Where does UKRI fit into this landscape? Its vision is to build an outstanding research and innovation system for the UK, that gives everyone the opportunity to contribute and from which everyone can benefit for a whole variety of reasons, enriching lives locally, nationally, and internationally.

The interdisciplinarity toolbox

There are a number of tools at our disposal. We can convene and catalyse, as well as invest. We need to collaborate widely in order to build this thriving, inclusive system that connects different parts together, leading to prosperity and public good. The changes we are making have to do with the very things which are at the heart of the interdisciplinarity debate.

We currently have a highly-competitive system. Science (and research in general) will always be competitive: there are more good ideas than money to fund them. Yet the ‘rules’ for winning are currently disproportionately focussed on quite narrow criteria. That is incredibly unhelpful in terms of silo creation, because it makes people conservative and locks them into very narrow paths. The separation of research from innovation is another key weakness that emerges from current incentives. UKRI also needs to build in more capability to withstand shocks and to ensure that it is not spreading the money so thinly that everyone is clinging on for dear life. At the same time, there must be sufficient flexibility to be able to pivot if things change dramatically – as in the pandemic.

To do this requires a fundamental rethink and a focus on portfolios of different types of things, with different risk profiles that cover a full range of goals that we want to achieve, connecting elements together and building the joined-up system that we need.

UKRI has adopted four principles for change. First, diversity: of people, places, ideas. This diversity is only valuable, though, with connectivity, the second principle. Without sufficient investment in connectivity, the system will not capture the benefits of diversity. Resilience, too, is essential. Yet all of this has to come with very deep engagement, particularly societal engagement, in order to break down the barriers between wider society and the research and innovation system.

These changes are crucial to solving the challenge of interdisciplinarity. Funding and publication issues create barriers linked to assessment and consequences for career progression. We have to change the focus to support diversity, with connectivity and the different contributions that people make to collaborative activity.

The focus is not just people with very traditional research careers, but also people who may have taken very unusual routes into research and innovation, into and out of academia, industry and policy. While we need people who focus on single topics, those who jump between disciplines, or who have taken career breaks, are equally important in generating the diverse teams of researchers that we need to tackle some of these problems.
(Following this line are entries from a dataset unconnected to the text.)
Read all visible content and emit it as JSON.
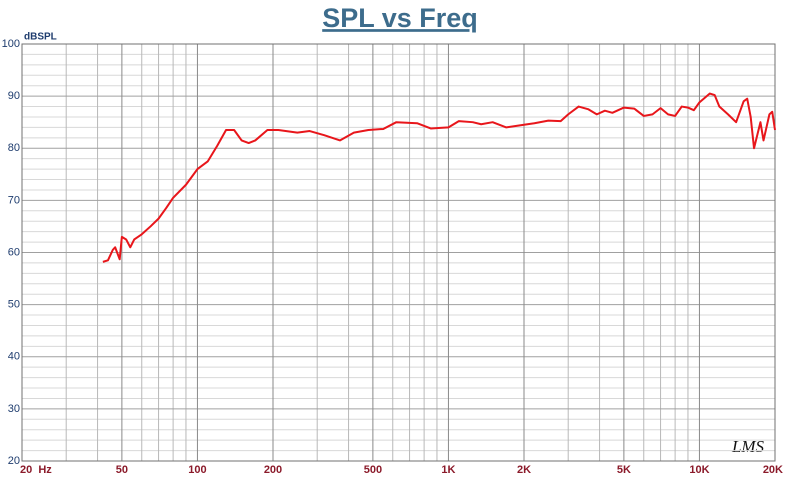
{
  "chart_data": {
    "type": "line",
    "title": "SPL vs Freq",
    "ylabel": "dBSPL",
    "annotation": "LMS",
    "color": "#e8161b",
    "xscale": "log",
    "grid": true,
    "xlim": [
      20,
      20000
    ],
    "ylim": [
      20,
      100
    ],
    "xticks": [
      {
        "value": 20,
        "label": "20  Hz"
      },
      50,
      100,
      200,
      500,
      {
        "value": 1000,
        "label": "1K"
      },
      {
        "value": 2000,
        "label": "2K"
      },
      {
        "value": 5000,
        "label": "5K"
      },
      {
        "value": 10000,
        "label": "10K"
      },
      {
        "value": 20000,
        "label": "20K"
      }
    ],
    "yticks": [
      20,
      30,
      40,
      50,
      60,
      70,
      80,
      90,
      100
    ],
    "x_minor_ticks": [
      30,
      40,
      60,
      70,
      80,
      90,
      300,
      400,
      600,
      700,
      800,
      900,
      3000,
      4000,
      6000,
      7000,
      8000,
      9000
    ],
    "y_minor_ticks": [
      22,
      24,
      26,
      28,
      32,
      34,
      36,
      38,
      42,
      44,
      46,
      48,
      52,
      54,
      56,
      58,
      62,
      64,
      66,
      68,
      72,
      74,
      76,
      78,
      82,
      84,
      86,
      88,
      92,
      94,
      96,
      98
    ],
    "x": [
      42,
      44,
      46,
      47,
      49,
      50,
      52,
      54,
      56,
      60,
      65,
      70,
      75,
      80,
      90,
      100,
      110,
      120,
      130,
      140,
      150,
      160,
      170,
      190,
      210,
      250,
      280,
      320,
      370,
      420,
      480,
      550,
      620,
      750,
      850,
      1000,
      1100,
      1250,
      1350,
      1500,
      1700,
      2000,
      2200,
      2500,
      2800,
      3000,
      3300,
      3600,
      3900,
      4200,
      4500,
      5000,
      5500,
      6000,
      6500,
      7000,
      7500,
      8000,
      8500,
      9000,
      9500,
      10000,
      11000,
      11500,
      12000,
      13000,
      14000,
      15000,
      15500,
      16000,
      16500,
      17500,
      18000,
      19000,
      19500,
      20000
    ],
    "values": [
      58.2,
      58.5,
      60.5,
      61,
      58.7,
      63,
      62.5,
      61,
      62.5,
      63.5,
      65,
      66.5,
      68.5,
      70.5,
      73,
      76,
      77.5,
      80.5,
      83.5,
      83.5,
      81.5,
      81,
      81.5,
      83.5,
      83.5,
      83,
      83.3,
      82.5,
      81.5,
      83,
      83.5,
      83.7,
      85,
      84.8,
      83.8,
      84,
      85.2,
      85,
      84.6,
      85,
      84,
      84.5,
      84.8,
      85.3,
      85.2,
      86.5,
      88,
      87.5,
      86.5,
      87.2,
      86.8,
      87.8,
      87.6,
      86.2,
      86.5,
      87.7,
      86.5,
      86.2,
      88,
      87.8,
      87.3,
      88.8,
      90.5,
      90.2,
      88,
      86.5,
      85,
      89,
      89.5,
      86,
      80,
      85,
      81.5,
      86.5,
      87,
      83.5
    ]
  }
}
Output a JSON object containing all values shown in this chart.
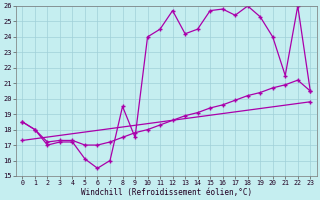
{
  "xlabel": "Windchill (Refroidissement éolien,°C)",
  "background_color": "#c5eef0",
  "grid_color": "#a0d0d8",
  "line_color": "#aa00aa",
  "xlim": [
    -0.5,
    23.5
  ],
  "ylim": [
    15,
    26
  ],
  "xticks": [
    0,
    1,
    2,
    3,
    4,
    5,
    6,
    7,
    8,
    9,
    10,
    11,
    12,
    13,
    14,
    15,
    16,
    17,
    18,
    19,
    20,
    21,
    22,
    23
  ],
  "yticks": [
    15,
    16,
    17,
    18,
    19,
    20,
    21,
    22,
    23,
    24,
    25,
    26
  ],
  "zigzag_x": [
    0,
    1,
    2,
    3,
    4,
    5,
    6,
    7,
    8,
    9,
    10,
    11,
    12,
    13,
    14,
    15,
    16,
    17,
    18,
    19,
    20,
    21,
    22,
    23
  ],
  "zigzag_y": [
    18.5,
    18.0,
    17.0,
    17.2,
    17.2,
    16.1,
    15.5,
    16.0,
    19.5,
    17.5,
    24.0,
    24.5,
    25.7,
    24.2,
    24.5,
    25.7,
    25.8,
    25.4,
    26.0,
    25.3,
    24.0,
    21.5,
    26.0,
    20.5
  ],
  "line2_x": [
    0,
    1,
    2,
    3,
    4,
    5,
    6,
    7,
    8,
    9,
    10,
    11,
    12,
    13,
    14,
    15,
    16,
    17,
    18,
    19,
    20,
    21,
    22,
    23
  ],
  "line2_y": [
    18.5,
    18.0,
    17.2,
    17.3,
    17.3,
    17.0,
    17.0,
    17.2,
    17.5,
    17.8,
    18.0,
    18.3,
    18.6,
    18.9,
    19.1,
    19.4,
    19.6,
    19.9,
    20.2,
    20.4,
    20.7,
    20.9,
    21.2,
    20.5
  ],
  "line3_x": [
    0,
    23
  ],
  "line3_y": [
    17.3,
    19.8
  ]
}
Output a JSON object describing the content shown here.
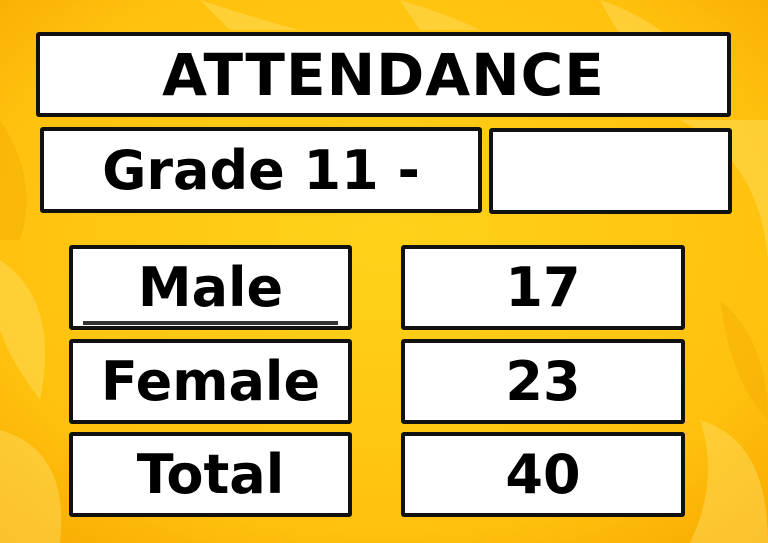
{
  "title": "ATTENDANCE",
  "grade": "Grade 11 -",
  "rows": [
    {
      "label": "Male",
      "value": 17
    },
    {
      "label": "Female",
      "value": 23
    },
    {
      "label": "Total",
      "value": 40
    }
  ]
}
At the moment, we are too fixated on particular success measures which lock people into narrow career paths and prevent the very diversity that we need.

UKRI has introduced a Resumé for Research and Innovation (R4RI). The traditional academic CV comprises a list of papers, grants and prizes while in the resumé a narrative statement can outline contributions to knowledge, to supporting other people (be they students or colleagues), as well as contributions to the wider research community through building connectivity. This captures better the full range of the qualities and activities that we are looking for.

Projects that address challenges in a multi-disciplinary way may not, however, even reach the funders’ attention because their originators have no idea where to send them. How do we ‘unearth’ these proposals and encourage researchers to submit them? Along with the different kinds of people we want, we need to be thinking explicitly about the fact that we are going to be funding different kinds of projects. It should be possible to develop a menu to guide the peer-review panels in how they rank proposals in a portfolio. That should be achievable with a well-devised, high-quality peer-review system.

These are some of the intersecting topics we are exploring with our communities and to which we hope to be able to apply creative solutions.